The world Porter is describing at the end of the book, Byron's world, is a recognizably modern one. The genie of free inquiry is out of its bottle. Charles Darwin, Karl Marx, Sigmund Freud no longer feel just possible, but inevitable; so too, perhaps, Hitler and Stalin. To show us this, the mind evolving from one dominated by the spectral forces of religion to one that emerges into the 19th century somewhat self-astonished, troubled by its new latitudes, prey to fads and demagogues, but armed with a heady sense of its own seemingly limitless possibilities, is a heroic feat of scholarship and a very fine epitaph to a career that ended far too soon.
Andrew Miller
The distinguished historian died shortly after completing this sequel to his monumental Enlightenment (2000). Flesh examines "the triangle of the moral, the material and the medical" in 18th-century Britain. The Reformation's ouster of church dogma brought with it a wave of speculation about the nature of physical and rational being-most importantly Locke's innovative concept of conscious selfhood that dispensed with the immortal soul. In its place arose a dialectic between internal and external identity that focused on life before rather than after death, a conception of self that has remained a foundation of Western thought. Porter considers the many questions and clashes involved in that conception in what he calls a "gallery of contrasting yet interlocking studies" divided into sections. The first concentrates on the mental and moral self as advanced by such influential literary figures as Shaftesbury, Swift and Johnson; another takes up the physical and social self in contemporary preoccupations with mortality, health, manners, race and madness. Most of these discussions feature significant contemporary figures, often in unfamiliar guises: Dr. Johnson on depression, Adam Smith on astronomy, Byron on the state of his teeth. Others are memorable but unremembered, like George Cheyne, a proponent of healthy diet whose own weight at one time reached more than 470 pounds. These studies of individuals are augmented with a wealth of information about health trends, child-rearing fads and hygiene scares that bear a remarkable resemblance to our own times. The final section pursues the self into the Romantic era, when social science and poetics "smudged" the problematic boundaries between inner and outer being with new distinctions between individual and collective experience. Porter's theme is the puritan doctrine of human perfectibility and progressive economic, social and somatic models it spawned. With humor and enthusiasm, he combines a terrific fund of scholarship, canny observation and intelligent synthesis. Copyright 2003 Reed Business Information.
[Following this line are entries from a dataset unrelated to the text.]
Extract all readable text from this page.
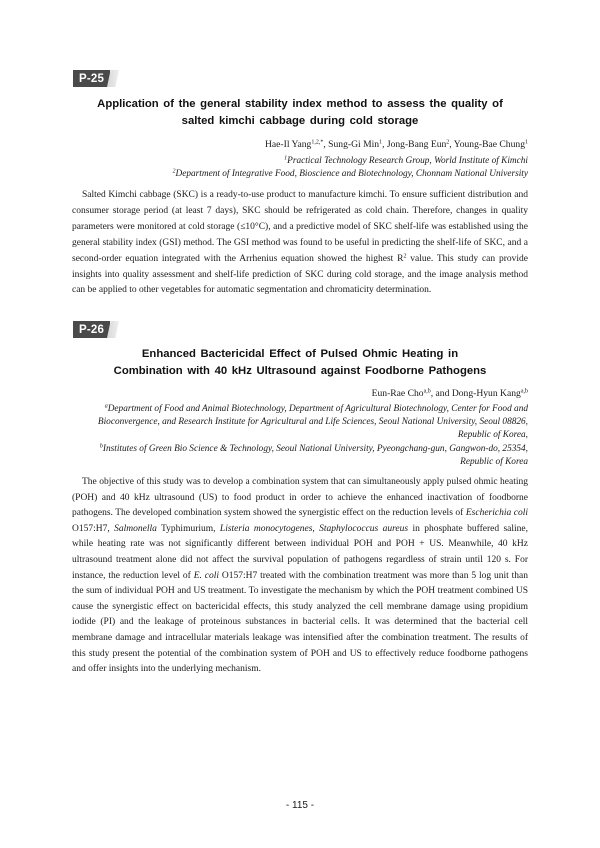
P-25
Application of the general stability index method to assess the quality of
salted kimchi cabbage during cold storage
Hae-Il Yang$^{1,2,*}$, Sung-Gi Min$^1$, Jong-Bang Eun$^2$, Young-Bae Chung$^1$
$^1$Practical Technology Research Group, World Institute of Kimchi
$^2$Department of Integrative Food, Bioscience and Biotechnology, Chonnam National University
Salted Kimchi cabbage (SKC) is a ready-to-use product to manufacture kimchi. To ensure sufficient distribution and consumer storage period (at least 7 days), SKC should be refrigerated as cold chain. Therefore, changes in quality parameters were monitored at cold storage (≤10°C), and a predictive model of SKC shelf-life was established using the general stability index (GSI) method. The GSI method was found to be useful in predicting the shelf-life of SKC, and a second-order equation integrated with the Arrhenius equation showed the highest $R^2$ value. This study can provide insights into quality assessment and shelf-life prediction of SKC during cold storage, and the image analysis method can be applied to other vegetables for automatic segmentation and chromaticity determination.
P-26
Enhanced Bactericidal Effect of Pulsed Ohmic Heating in
Combination with 40 kHz Ultrasound against Foodborne Pathogens
Eun-Rae Cho$^{a,b}$, and Dong-Hyun Kang$^{a,b}$
$^a$Department of Food and Animal Biotechnology, Department of Agricultural Biotechnology, Center for Food and
Bioconvergence, and Research Institute for Agricultural and Life Sciences, Seoul National University, Seoul 08826,
Republic of Korea,
$^b$Institutes of Green Bio Science & Technology, Seoul National University, Pyeongchang-gun, Gangwon-do, 25354,
Republic of Korea
The objective of this study was to develop a combination system that can simultaneously apply pulsed ohmic heating (POH) and 40 kHz ultrasound (US) to food product in order to achieve the enhanced inactivation of foodborne pathogens. The developed combination system showed the synergistic effect on the reduction levels of Escherichia coli O157:H7, Salmonella Typhimurium, Listeria monocytogenes, Staphylococcus aureus in phosphate buffered saline, while heating rate was not significantly different between individual POH and POH + US. Meanwhile, 40 kHz ultrasound treatment alone did not affect the survival population of pathogens regardless of strain until 120 s. For instance, the reduction level of E. coli O157:H7 treated with the combination treatment was more than 5 log unit than the sum of individual POH and US treatment. To investigate the mechanism by which the POH treatment combined US cause the synergistic effect on bactericidal effects, this study analyzed the cell membrane damage using propidium iodide (PI) and the leakage of proteinous substances in bacterial cells. It was determined that the bacterial cell membrane damage and intracellular materials leakage was intensified after the combination treatment. The results of this study present the potential of the combination system of POH and US to effectively reduce foodborne pathogens and offer insights into the underlying mechanism.
- 115 -
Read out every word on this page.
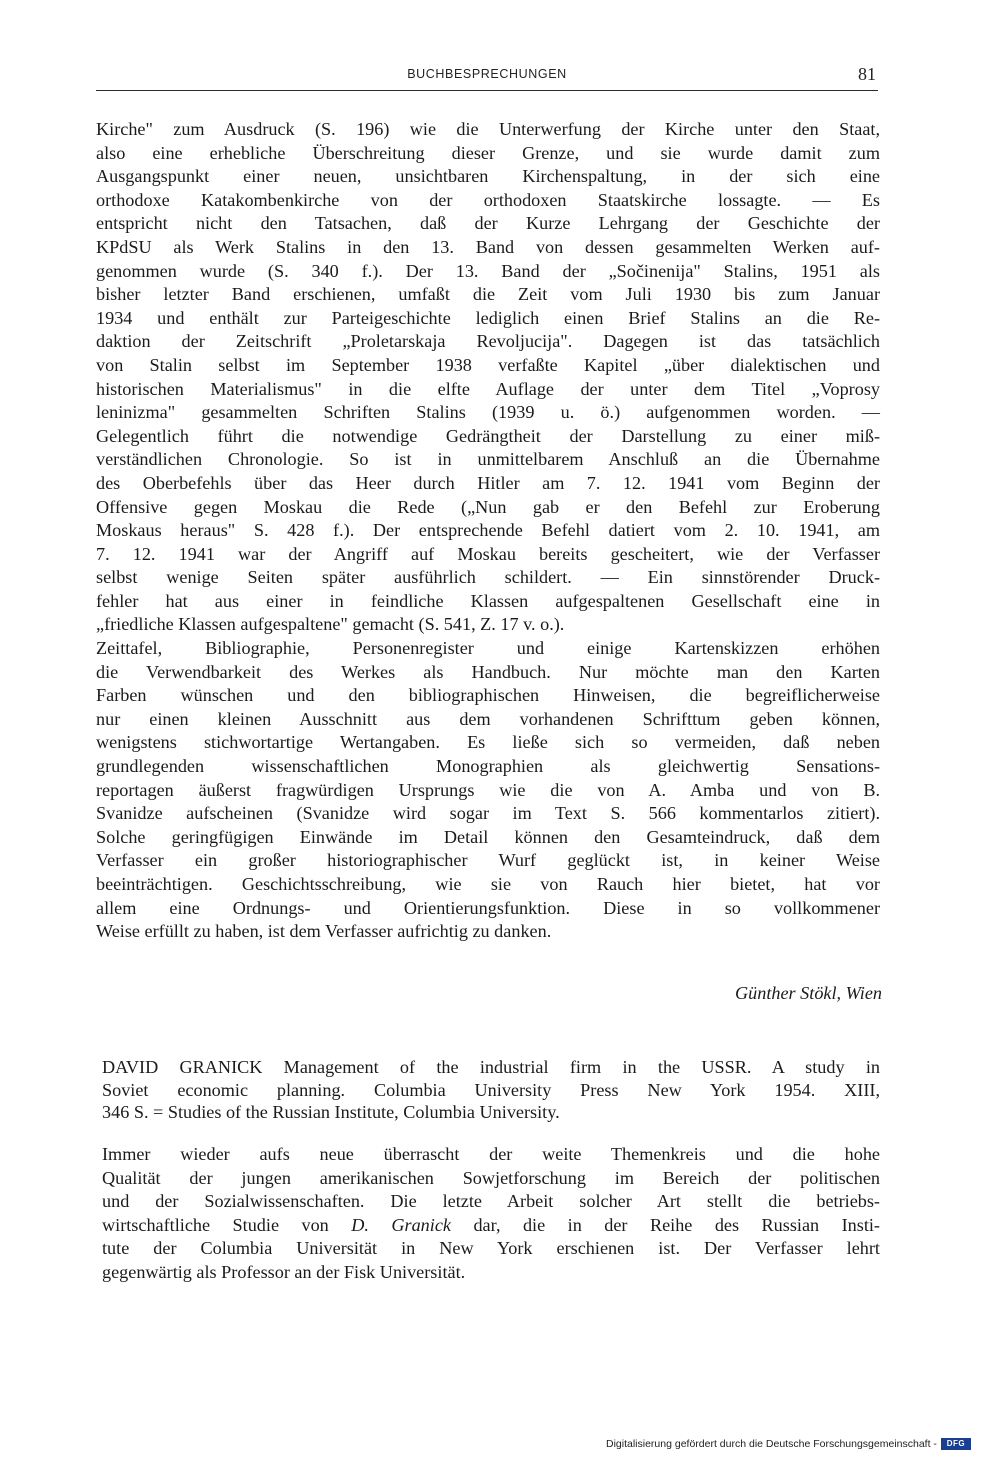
BUCHBESPRECHUNGEN	81

Kirche" zum Ausdruck (S. 196) wie die Unterwerfung der Kirche unter den Staat,
also eine erhebliche Überschreitung dieser Grenze, und sie wurde damit zum
Ausgangspunkt einer neuen, unsichtbaren Kirchenspaltung, in der sich eine
orthodoxe Katakombenkirche von der orthodoxen Staatskirche lossagte. — Es
entspricht nicht den Tatsachen, daß der Kurze Lehrgang der Geschichte der
KPdSU als Werk Stalins in den 13. Band von dessen gesammelten Werken auf-
genommen wurde (S. 340 f.). Der 13. Band der „Sočinenija" Stalins, 1951 als
bisher letzter Band erschienen, umfaßt die Zeit vom Juli 1930 bis zum Januar
1934 und enthält zur Parteigeschichte lediglich einen Brief Stalins an die Re-
daktion der Zeitschrift „Proletarskaja Revoljucija". Dagegen ist das tatsächlich
von Stalin selbst im September 1938 verfaßte Kapitel „über dialektischen und
historischen Materialismus" in die elfte Auflage der unter dem Titel „Voprosy
leninizma" gesammelten Schriften Stalins (1939 u. ö.) aufgenommen worden. —
Gelegentlich führt die notwendige Gedrängtheit der Darstellung zu einer miß-
verständlichen Chronologie. So ist in unmittelbarem Anschluß an die Übernahme
des Oberbefehls über das Heer durch Hitler am 7. 12. 1941 vom Beginn der
Offensive gegen Moskau die Rede („Nun gab er den Befehl zur Eroberung
Moskaus heraus" S. 428 f.). Der entsprechende Befehl datiert vom 2. 10. 1941, am
7. 12. 1941 war der Angriff auf Moskau bereits gescheitert, wie der Verfasser
selbst wenige Seiten später ausführlich schildert. — Ein sinnstörender Druck-
fehler hat aus einer in feindliche Klassen aufgespaltenen Gesellschaft eine in
„friedliche Klassen aufgespaltene" gemacht (S. 541, Z. 17 v. o.).

Zeittafel, Bibliographie, Personenregister und einige Kartenskizzen erhöhen
die Verwendbarkeit des Werkes als Handbuch. Nur möchte man den Karten
Farben wünschen und den bibliographischen Hinweisen, die begreiflicherweise
nur einen kleinen Ausschnitt aus dem vorhandenen Schrifttum geben können,
wenigstens stichwortartige Wertangaben. Es ließe sich so vermeiden, daß neben
grundlegenden wissenschaftlichen Monographien als gleichwertig Sensations-
reportagen äußerst fragwürdigen Ursprungs wie die von A. Amba und von B.
Svanidze aufscheinen (Svanidze wird sogar im Text S. 566 kommentarlos zitiert).
Solche geringfügigen Einwände im Detail können den Gesamteindruck, daß dem
Verfasser ein großer historiographischer Wurf geglückt ist, in keiner Weise
beeinträchtigen. Geschichtsschreibung, wie sie von Rauch hier bietet, hat vor
allem eine Ordnungs- und Orientierungsfunktion. Diese in so vollkommener
Weise erfüllt zu haben, ist dem Verfasser aufrichtig zu danken.

Günther Stökl, Wien
DAVID GRANICK Management of the industrial firm in the USSR. A study in
Soviet economic planning. Columbia University Press New York 1954. XIII,
346 S. = Studies of the Russian Institute, Columbia University.
Immer wieder aufs neue überrascht der weite Themenkreis und die hohe
Qualität der jungen amerikanischen Sowjetforschung im Bereich der politischen
und der Sozialwissenschaften. Die letzte Arbeit solcher Art stellt die betriebs-
wirtschaftliche Studie von D. Granick dar, die in der Reihe des Russian Insti-
tute der Columbia Universität in New York erschienen ist. Der Verfasser lehrt
gegenwärtig als Professor an der Fisk Universität.
Digitalisierung gefördert durch die Deutsche Forschungsgemeinschaft -	DFG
Selective survey of how thinking about the self changed in 18th-century Britain, designed to be a sequel to The Creation of the Modern World: The British Enlightenment (2000). Porter (Social History of Medicine/University College, London), who died in 2002, presents a gallery of literate men who formed thinking about personal identity during the Age of Reason. It was a time, he writes, when "opinion-shaping elites" were abandoning or reinterpreting entrenched Christian doctrines about the body and the soul, finding Christian preoccupation with the flesh vulgar and implausible. After an introductory examination of these doctrines and a brief look at some cultural changes-growing literacy, commercialism, increased privacy-that fostered questioning of old truths, the author focuses on some of those who challenged traditional thinking. Making no pretence of being encyclopedic, he selects a few pivotal pieces of writing, among them Addison and Steele's essays in The Spectator; the Earl of Shaftesbury's treatise, Characteristics of Men, Manners, Opinions, Times; Swift's Gulliver's Travels and Tale of a Tub; Johnson's Dictionary; Gibbon's Memoirs; and Sterne's riotous picaresque Tristram Shandy. Porter quotes freely from these and from the works of such men as Erasmus Darwin, William Godwin, and Robert Owen to illustrate how the self was being secularized, the emphasis shifting from the Christian idea of the immortal soul incorporated in a weak body to a model of the self that stressed consciousness, or the mind. Among the ways in which this shift manifested itself, Porter notes, was increased emphasis on the perfection of life on earth and of worldly happiness as an end in itself. Attitudestoward corporal punishment consequently shifted, as did thinking about the treatment of the insane, education of children, witchcraft, illness, and alcoholism. As usual, Porter's wit and erudition are evident throughout. An impressive and accessible work of scholarship.